Some view our sable race with scornful eye,
“Their colour is a diabolic die.”
Remember, Christians, Negros, black as Cain,
May be refin’d, and join th’ angelic train.
When reading this poem critically, the following oppositions appear (The words in quotes appear in the poem; the words without quotes are the implied opposites.):
“pagan” vs. Christian
lost vs. “redeemed“/”refin’d“
“sable race” vs. European race
“black” vs. white
earthly vs. “angelic“
In writing for a largely white European public, Wheatley reproduces the traditional Christian worldview her readers would recognize. She deftly reads her personal experience–as a captured African in colonial America–through a Christian lens.
For this to work, however, she consistently aligns her pre-captured African identity with the left-hand column (pagan, lost, etc.) and her post-captured colonial identity with the right-hand column (Christian, redeemed, “refin’d”).

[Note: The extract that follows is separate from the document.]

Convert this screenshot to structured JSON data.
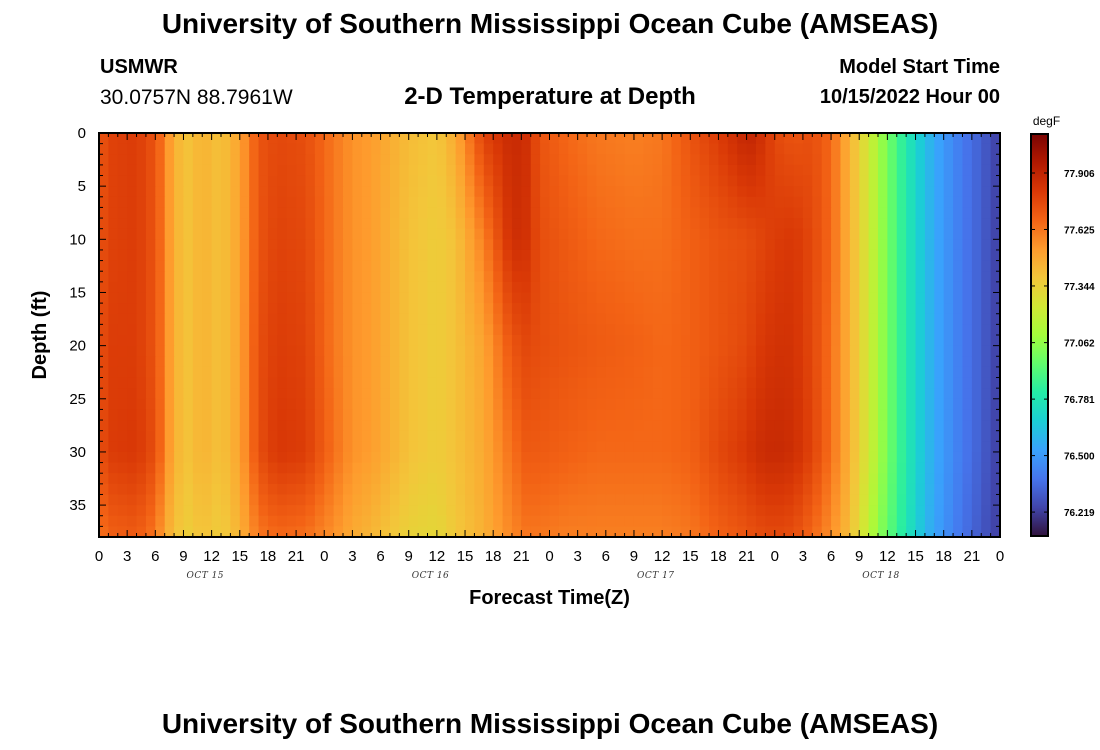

The right-hand column above would be considered the “privileged” set of terms. This is typical of how binary oppositions work in a text. Binary oppositions are typically hierarchical, with one half dominating the other. The second term often comes to represent merely the absence of the first. This has the effect of devaluing the second element.
Thus, in traditional Christian thought, “pagan” is a term that refers to a people who don’t yet believe in the “Christian” God. The term “Christian” implies pagan and vice versa, but the former (Christian) is the more desirable identity in early American texts. [The pagan vs. Christian binary, by the way, is not unique to Christianity; it’s analogous to the ancient dichotomy between “barbarian” and Greek citizens, except it’s layered over the theology of the Kingdom of God, good vs. evil, etc. It’s a moralized binary.]
One way to develop your abilities as a critical reader and writer is to not only identify binary oppositions, but also to look for how a primary text (such as Wheatley’s poem above) sets those oppositions in motion. Language is inherently unstable, and it’s impossible for any culture to sustain a perfectly coherent worldview all the time. There are always cracks in culture. It’s constantly in flux.
In individual texts, we can find fissures and gaps where some of the oppositional terms are deployed in unexpected ways, such that the hierarchy of meaning becomes unstable. What we might term “literary” texts tend to play with oppositions more freely. This play can be pushed to the extreme, as in 20th-century postmodern fiction. But a keen reader will be able to spot where any text plays at least a little.
Let’s look again at the final two lines from Wheatley’s poem.
Remember, Christians, Negros, black as Cain,
May be refin’d, and join th’ angelic train.
The poem’s final couplet seems to argue that the common belief held by many of her European contemporaries (that the “sable race” is less favored the white European race) is nullified by the logic of their own Christian logic of salvation. All must be “refin’d.” It can be argued that this “refining” process would make the logic of binary oppositions that operate throughout the poem mute. This universalizing process is what Frederick Douglass argued for in his reading of Jefferson’s Declaration of Independence.
The reference to Cain is also a pun. Its primary reference is to the biblical story of Cain and Abel, but when read in tandem with the word “refin’d” in the final line, it carries the additional connotation of the eighteenth-century sugarcane refining process, a common reason why the Americas imported so many slaves to the West Indies. This hints rather strongly at the slave labor undergirding much of the colonial economy.
Wheatley’s poetry is often subtle like this. On the surface it’s full of traditional binaries and supports the dominant religion in the colonies. Underneath, and sometimes on the surface, it critiques colonial culture and its slave economy.